The campaign’s “Tampon Tuesday” initiative saw a huge increase in product donations between 2018 and 2019. They received over 220,000 individual donations in 2018, and in 2019 those donations increased by more than 16 times.
“We usually get 500,000 products on an annual basis, but this year we received maybe 50,000,” said Neal Adolph, director of the Canadian Labour Congress’s labour-participation efforts for the United Way. “So the difference is pretty enormous.”

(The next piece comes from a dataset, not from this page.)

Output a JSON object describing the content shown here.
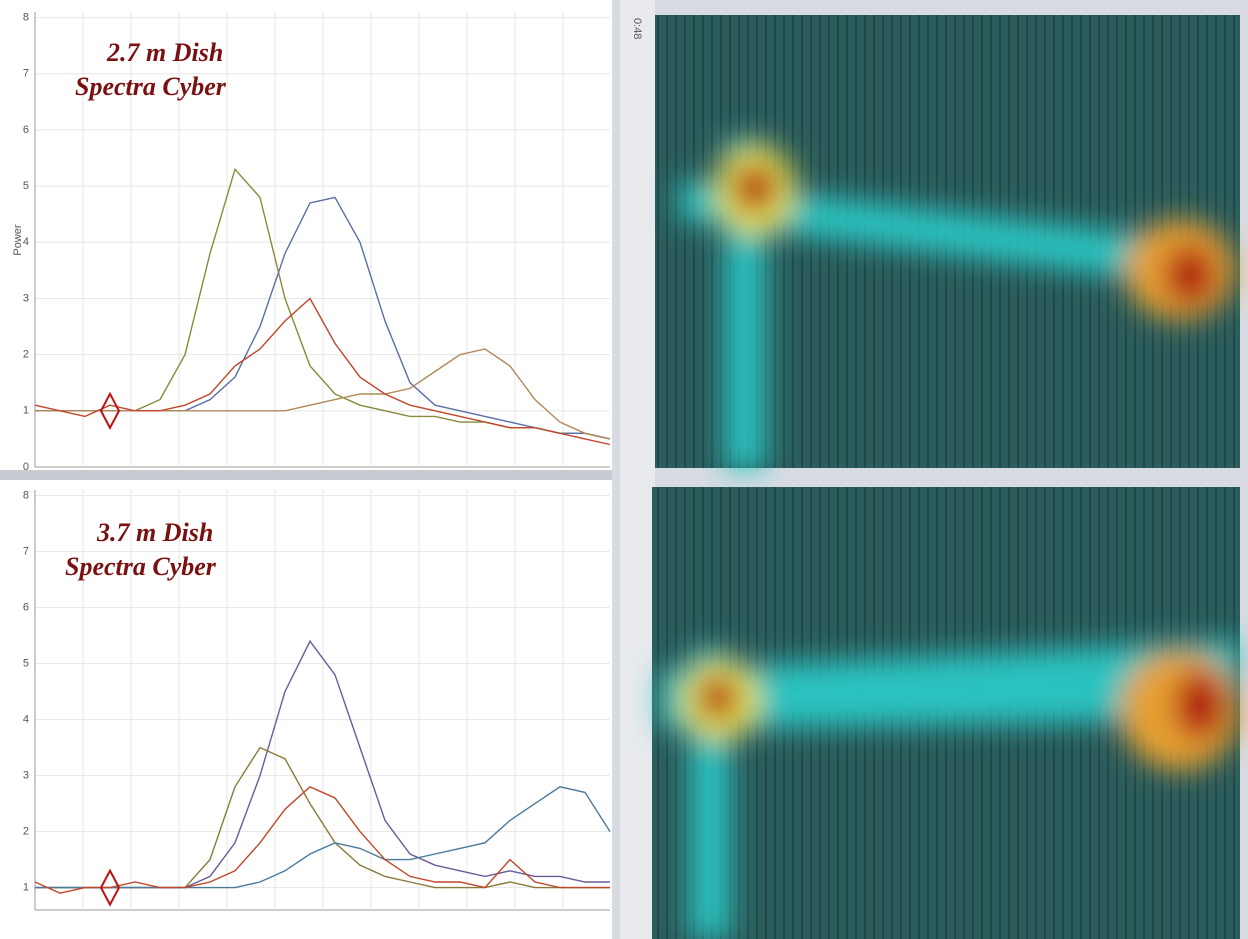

Social distancing and safety measures have led to a decrease in people able to make in-person donations, even as the demand for free products has grown in places that still offer them, like food banks and homeless shelters.
“Product distribution is more difficult from our end,” Deyvika Srinivasa, policy and advocacy co-ordinator for Free Periods Canada said. “But also from the shelters’ end, it’s harder for them to regulate who they want to drop off products.”
“People are seeing shortages.”
Activists across the board are seeing this same issue.
“In terms of access to menstrual supplies in relation to COVID-19 and the pandemic, people are seeing shortages,” said Taqdir Kaur, a PhD student at the University of B.C. and founder of the @imwithperiods social enterprise that supports self-care for people of all genders with periods.
The Period Promise campaign has had to come up with creative solutions to circumvent the donation issues, including shifting to cash-based donations. Although the results have not been the same, it has allowed the non-profit to continue serving communities during the pandemic.
For activists and organizers, the exacerbation of difficulties for those in need of tampons, pads, and menstrual cups is not surprising.
“We know that if people are struggling to access food, of course, they’re going to struggle to access menstrual products,” said Nikki Hill, co-chair of the Period Promise campaign.
The fight goes on
Period poverty, a phrase used by activists to describe the inaccessibility of sanitary products and hygienic spaces in which to use them, has been a pressing issue in Canada for decades.
According to the United Way, nearly a quarter of Canadian women struggle to buy period products for themselves or their children in their lifetime. Despite Canada cutting the tax on menstrual products in 2015, the high cost of products remains out of reach for homeless, low-income, and marginalized people.
Although the topic of period poverty still remains taboo in many places, the conversation has shifted over the past few years in Canada, thanks to organizations like the United Way.
Sussanne Skidmore, the second co-chair of the Period Promise campaign, has been involved in this work for years, and the progress she said she has witnessed is astonishing.
“If you had asked me a decade or two ago if I was gonna be talking about menstruation on a daily basis, I probably would have said no.”